Org. Synth. 1962, 42, 22
DOI: 10.15227/orgsyn.042.0022
1,2-BIS(n-BUTYLTHIO)BENZENE
[Benzene, o-bis(butylthio)-]
Submitted by Roger Adams
1, Walter Reifschneider
2, and Aldo Ferretti
3.
Checked by William E. Parham, Wayland E. Noland, and James R. Throckmorton.
1. Procedure
A. Cuprous n-butylmercaptide. A mixture of 42.9 g. (0.30 mole) of freshly prepared cuprous oxide (Note 1), 61.3 g. (0.68 mole)of 1-butanethiol, and 750 ml. of 95% ethanol is heated under reflux with mechanical stirring (Note 2) until the orange or red color of the cuprous oxide is completely changed to the white color of the cuprous n-butylmercaptide (Note 3). The product is collected by filtration, washed several times with 95% ethanol, and dried in a vacuum. The yield is 91.6 g., essentially quantitative (Note 4).
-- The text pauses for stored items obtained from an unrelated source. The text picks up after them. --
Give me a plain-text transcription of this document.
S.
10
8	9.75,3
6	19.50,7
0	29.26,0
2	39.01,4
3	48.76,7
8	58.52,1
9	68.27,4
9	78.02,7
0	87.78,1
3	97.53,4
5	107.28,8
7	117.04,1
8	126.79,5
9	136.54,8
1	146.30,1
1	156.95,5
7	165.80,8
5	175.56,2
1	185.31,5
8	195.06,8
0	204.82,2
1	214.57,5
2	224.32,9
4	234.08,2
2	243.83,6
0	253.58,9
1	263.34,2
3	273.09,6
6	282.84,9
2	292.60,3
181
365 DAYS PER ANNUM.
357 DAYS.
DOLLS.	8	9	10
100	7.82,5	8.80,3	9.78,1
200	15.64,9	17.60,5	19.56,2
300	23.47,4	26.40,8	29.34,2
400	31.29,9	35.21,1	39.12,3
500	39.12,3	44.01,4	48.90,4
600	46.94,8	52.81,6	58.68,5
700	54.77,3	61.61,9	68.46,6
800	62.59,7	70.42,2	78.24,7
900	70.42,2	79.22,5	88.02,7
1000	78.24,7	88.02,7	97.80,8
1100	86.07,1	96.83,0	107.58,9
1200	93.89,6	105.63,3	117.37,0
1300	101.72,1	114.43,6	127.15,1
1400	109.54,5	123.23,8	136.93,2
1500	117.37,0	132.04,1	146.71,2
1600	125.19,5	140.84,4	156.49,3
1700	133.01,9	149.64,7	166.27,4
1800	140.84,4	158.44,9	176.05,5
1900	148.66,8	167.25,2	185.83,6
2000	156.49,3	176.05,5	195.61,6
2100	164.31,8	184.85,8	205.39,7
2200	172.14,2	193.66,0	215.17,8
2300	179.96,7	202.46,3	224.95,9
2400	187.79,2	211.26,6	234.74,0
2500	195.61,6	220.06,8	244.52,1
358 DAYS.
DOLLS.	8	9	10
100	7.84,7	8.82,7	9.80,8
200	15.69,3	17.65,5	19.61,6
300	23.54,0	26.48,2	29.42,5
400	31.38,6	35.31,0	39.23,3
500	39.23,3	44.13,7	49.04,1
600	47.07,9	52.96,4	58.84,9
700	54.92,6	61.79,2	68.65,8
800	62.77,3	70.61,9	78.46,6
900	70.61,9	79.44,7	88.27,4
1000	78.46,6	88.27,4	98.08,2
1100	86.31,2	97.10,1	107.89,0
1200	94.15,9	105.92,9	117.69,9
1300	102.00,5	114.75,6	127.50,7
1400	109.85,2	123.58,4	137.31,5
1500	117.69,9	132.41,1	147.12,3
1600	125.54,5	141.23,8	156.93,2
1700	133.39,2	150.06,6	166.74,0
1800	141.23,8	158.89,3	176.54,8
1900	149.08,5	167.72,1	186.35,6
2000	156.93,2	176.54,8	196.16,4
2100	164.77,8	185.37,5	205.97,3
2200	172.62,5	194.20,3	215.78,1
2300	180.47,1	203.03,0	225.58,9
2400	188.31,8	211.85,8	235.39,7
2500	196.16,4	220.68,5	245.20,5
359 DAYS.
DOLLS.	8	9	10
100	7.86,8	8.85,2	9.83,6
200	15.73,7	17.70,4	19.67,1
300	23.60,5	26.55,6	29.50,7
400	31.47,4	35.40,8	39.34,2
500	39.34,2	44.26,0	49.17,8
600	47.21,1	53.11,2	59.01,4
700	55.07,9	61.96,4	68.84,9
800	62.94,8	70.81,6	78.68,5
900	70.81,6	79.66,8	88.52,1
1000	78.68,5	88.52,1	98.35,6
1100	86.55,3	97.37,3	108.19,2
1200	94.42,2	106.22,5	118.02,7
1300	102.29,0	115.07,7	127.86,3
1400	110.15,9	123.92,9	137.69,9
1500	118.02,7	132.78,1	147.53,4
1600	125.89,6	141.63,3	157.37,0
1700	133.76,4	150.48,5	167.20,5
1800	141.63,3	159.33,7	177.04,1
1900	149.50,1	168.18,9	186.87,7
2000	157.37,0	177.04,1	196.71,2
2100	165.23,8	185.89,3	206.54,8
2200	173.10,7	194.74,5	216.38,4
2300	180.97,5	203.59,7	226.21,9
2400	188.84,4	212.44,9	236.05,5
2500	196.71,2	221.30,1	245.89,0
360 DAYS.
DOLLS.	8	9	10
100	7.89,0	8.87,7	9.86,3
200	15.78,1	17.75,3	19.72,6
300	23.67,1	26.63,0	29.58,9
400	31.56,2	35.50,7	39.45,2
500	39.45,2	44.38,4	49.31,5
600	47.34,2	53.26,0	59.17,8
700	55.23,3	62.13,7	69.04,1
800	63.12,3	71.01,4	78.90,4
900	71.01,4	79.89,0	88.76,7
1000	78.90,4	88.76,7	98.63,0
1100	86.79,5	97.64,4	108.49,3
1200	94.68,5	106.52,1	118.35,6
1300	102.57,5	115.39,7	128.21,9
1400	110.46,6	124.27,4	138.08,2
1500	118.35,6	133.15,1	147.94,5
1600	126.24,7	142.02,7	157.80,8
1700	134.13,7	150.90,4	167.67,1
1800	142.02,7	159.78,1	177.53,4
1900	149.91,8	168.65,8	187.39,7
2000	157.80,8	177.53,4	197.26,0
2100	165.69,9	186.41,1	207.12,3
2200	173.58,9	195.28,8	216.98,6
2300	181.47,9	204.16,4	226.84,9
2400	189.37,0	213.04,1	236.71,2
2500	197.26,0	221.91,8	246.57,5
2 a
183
B. 1,2-Bis(n-butylthio)benzene. In a 1-l., round-bottomed, three-necked flask fitted with a reflux condenser, a mechanical stirrer, and a thermometer which reaches into the reaction mixture is placed a solution of 59.0 g. (0.25 mole) of o-dibromobenzene in a mixture of 250 ml. of quinoline and 80 ml. of pyridine. To this solution is added 84.0 g. (0.55 mole) of cuprous n-butylmercaptide, and the mixture is stirred and heated under reflux (Note 5) for 3.5 hours (Note 6). Heating is stopped and the reaction mixture is allowed to cool to about 100°. It is then poured into a stirred mixture of 1500 g. of ice and 400 ml. of concentrated hydrochloric acid; occasional stirring is continued for about 2 hours. The aqueous part is then decanted from the dark brown, gummy residue and is extracted twice with 400 ml. portions of ether. The ether extract is added to the residue, and the resulting mixture is stirred for about 5 minutes. The ether solution is then decanted from the residue and is filtered. The residue is extracted twice more with 400-ml. portions of ether (Note 7). The combined ether extract is washed twice with 100-ml. portions of 10% hydrochloric acid, once with water, and twice with 100-ml. portions of concentrated ammonia (Note 8). After a final wash with water, the ether solution is dried over anhydrous potassium carbonate. The potassium carbonate is collected on a filter, and the ether is removed from the filtrate by distillation. The remaining brown oil is distilled in vacuum, giving a pale orange oil, b.p. 123–124°/0.3 mm., nD25 1.5684. The yield is 46.5–56.0 g. (73–87%) (Note 9).
2. Notes
1.
Cuprous oxide was prepared according to the procedure of King.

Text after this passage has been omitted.